Once fast-growing RCS Capital said late on Monday it plans to file for Chapter 11 bankruptcy in late January, marking another setback for the dealmaker that snapped up a grab-bag of broker-dealers over the past two years.

The firm also announced plans to restructure its largest holding, the broker-dealer Cetera Financial Group, with a $150 million injection of capital from lenders to convert it to an independent firm.

The money will be used to "make continued significant investments in technology, advisor growth and service enhancements in what is already an industry-leading platform for the financial institutions and financial advisors Cetera supports," the company said in a release.

First-lien lenders include investment firms Fortress Investment Group, Eaton Vance Management and Carlyle Investment Management, according to SEC documents.
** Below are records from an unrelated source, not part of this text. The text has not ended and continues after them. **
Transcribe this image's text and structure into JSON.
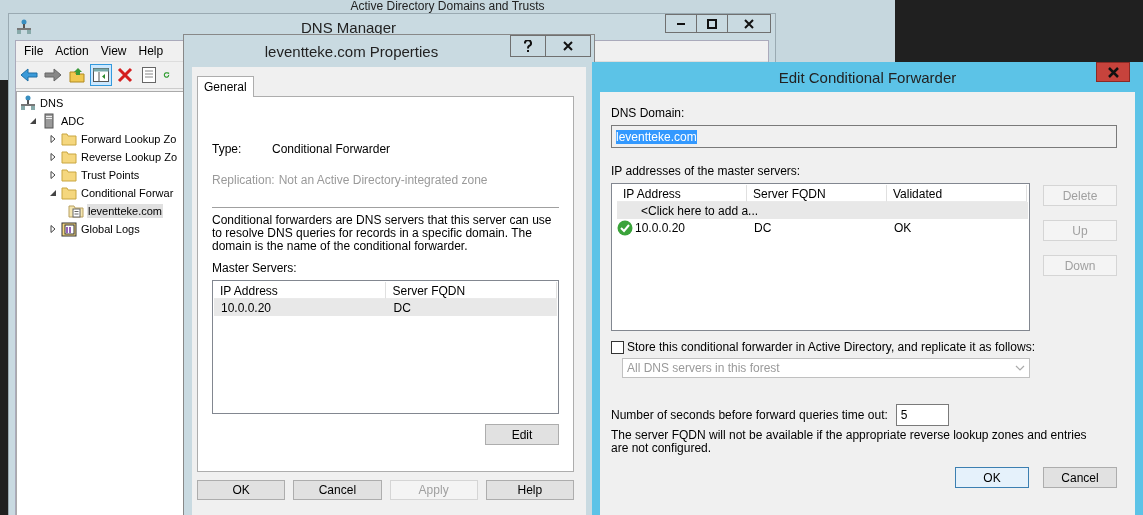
{
  "background_window": {
    "title": "Active Directory Domains and Trusts"
  },
  "dns_manager": {
    "title": "DNS Manager",
    "menu": [
      "File",
      "Action",
      "View",
      "Help"
    ],
    "toolbar": [
      {
        "kind": "back",
        "selected": false
      },
      {
        "kind": "forward",
        "selected": false
      },
      {
        "kind": "up",
        "selected": false
      },
      {
        "kind": "pane",
        "selected": true
      },
      {
        "kind": "delete",
        "selected": false
      },
      {
        "kind": "properties",
        "selected": false
      },
      {
        "kind": "refresh",
        "selected": false
      }
    ],
    "tree": [
      {
        "label": "DNS",
        "kind": "root",
        "selected": false,
        "children": [
          {
            "label": "ADC",
            "kind": "server",
            "expanded": true,
            "selected": false,
            "children": [
              {
                "label": "Forward Lookup Zo",
                "kind": "folder",
                "expanded": false,
                "selected": false
              },
              {
                "label": "Reverse Lookup Zo",
                "kind": "folder",
                "expanded": false,
                "selected": false
              },
              {
                "label": "Trust Points",
                "kind": "folder",
                "expanded": false,
                "selected": false
              },
              {
                "label": "Conditional Forwar",
                "kind": "folder",
                "expanded": true,
                "selected": false,
                "children": [
                  {
                    "label": "leventteke.com",
                    "kind": "zone",
                    "selected": true
                  }
                ]
              },
              {
                "label": "Global Logs",
                "kind": "logs",
                "expanded": false,
                "selected": false
              }
            ]
          }
        ]
      }
    ]
  },
  "properties": {
    "title": "leventteke.com Properties",
    "tabs": [
      {
        "label": "General",
        "selected": true
      }
    ],
    "type": {
      "label": "Type:",
      "value": "Conditional Forwarder"
    },
    "replication": {
      "label": "Replication:",
      "value": "Not an Active Directory-integrated zone",
      "disabled": true
    },
    "description": "Conditional forwarders are DNS servers that this server can use to resolve DNS queries for records in a specific domain.  The domain is the name of the conditional forwarder.",
    "master_servers_label": "Master Servers:",
    "table": {
      "columns": [
        "IP Address",
        "Server FQDN"
      ],
      "rows": [
        {
          "ip": "10.0.0.20",
          "fqdn": "DC",
          "selected": true
        }
      ]
    },
    "edit_button": "Edit",
    "buttons": [
      {
        "label": "OK",
        "disabled": false
      },
      {
        "label": "Cancel",
        "disabled": false
      },
      {
        "label": "Apply",
        "disabled": true
      },
      {
        "label": "Help",
        "disabled": false
      }
    ]
  },
  "edit_forwarder": {
    "title": "Edit Conditional Forwarder",
    "dns_domain": {
      "label": "DNS Domain:",
      "value": "leventteke.com",
      "selected": true
    },
    "ip_label": "IP addresses of the master servers:",
    "table": {
      "columns": [
        "IP Address",
        "Server FQDN",
        "Validated"
      ],
      "rows": [
        {
          "kind": "add",
          "ip": "<Click here to add a...",
          "selected": true
        },
        {
          "kind": "entry",
          "ip": "10.0.0.20",
          "fqdn": "DC",
          "validated": "OK",
          "selected": false
        }
      ]
    },
    "side_buttons": [
      {
        "label": "Delete",
        "disabled": true
      },
      {
        "label": "Up",
        "disabled": true
      },
      {
        "label": "Down",
        "disabled": true
      }
    ],
    "store_checkbox": {
      "label": "Store this conditional forwarder in Active Directory, and replicate it as follows:",
      "checked": false
    },
    "replication_dropdown": {
      "value": "All DNS servers in this forest",
      "disabled": true
    },
    "timeout": {
      "label": "Number of seconds before forward queries time out:",
      "value": "5"
    },
    "note": "The server FQDN will not be available if the appropriate reverse lookup zones and entries are not configured.",
    "buttons": [
      {
        "label": "OK",
        "default": true
      },
      {
        "label": "Cancel",
        "default": false
      }
    ]
  }
}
"RCS Capital's announcement today defines the path for transforming Cetera into a private, independently run organization that is dedicated exclusively to the financial advisors and financial institutions we support," Larry Roth, CEO of Cetera and RCS, said in the release. "The restructuring marks a fresh start that will place the issues of the past months firmly behind Cetera, while providing the financial advisor network with the capital and operational structure to profitably grow its market leadership."

Many Cetera advisors, frustrated with problems at their parent RCS Capital (also known as RCAP), had threatened to leave their longtime B-D, but hoped they would not be forced to do so. An accounting scandal at another firm started by RCS founder Nicholas Schorsch eventually lead both firms into ongoing controversy.

"Cetera's member broker-dealer firms will not be involved" with the bankruptcy, according to a statement. Other key points in the restructuring includes the following:

  • A retention plan for key Cetera advisors and employees made up of cash and equity in RCS Capital. The "new Cetera" will be a privately held, wholly-owned subsidiary of the new restructured company, rather than the "legacy, publically traded RCAP," according to RCAP spokesman Andrew Backman.
  • The elimination of the common and preferred equity of RCS Capital. 
  • A reduction of indebtedness and preferred stock in excess of $500 million.
  • The sale of alternative fund manufacturers the Hatteras Funds Group for $5.5 million to its prior owners and management, as RCS continues to sell off non-core assets.
  • Bradley Scher, a managing member of Ocean Ridge Capital Advisors, will join the RCS board.

The company posted a $266.5 million third-quarter net income loss from continuing operations, and its stock price, which now trades at under $1, has lost over 90% of its value over the past year. Total account assets for Cetera advisors average approximately $17.5 million, according to Financial Planning. By contrast, the average AUM per IBD advisor is $30.1 million, according to 2013 data from Cerulli Associates.

"This has not always been an easy journey," Roth said in the release, "and we thank the advisors and institutions we serve for the remarkable loyalty and patience they have shown to us throughout this time."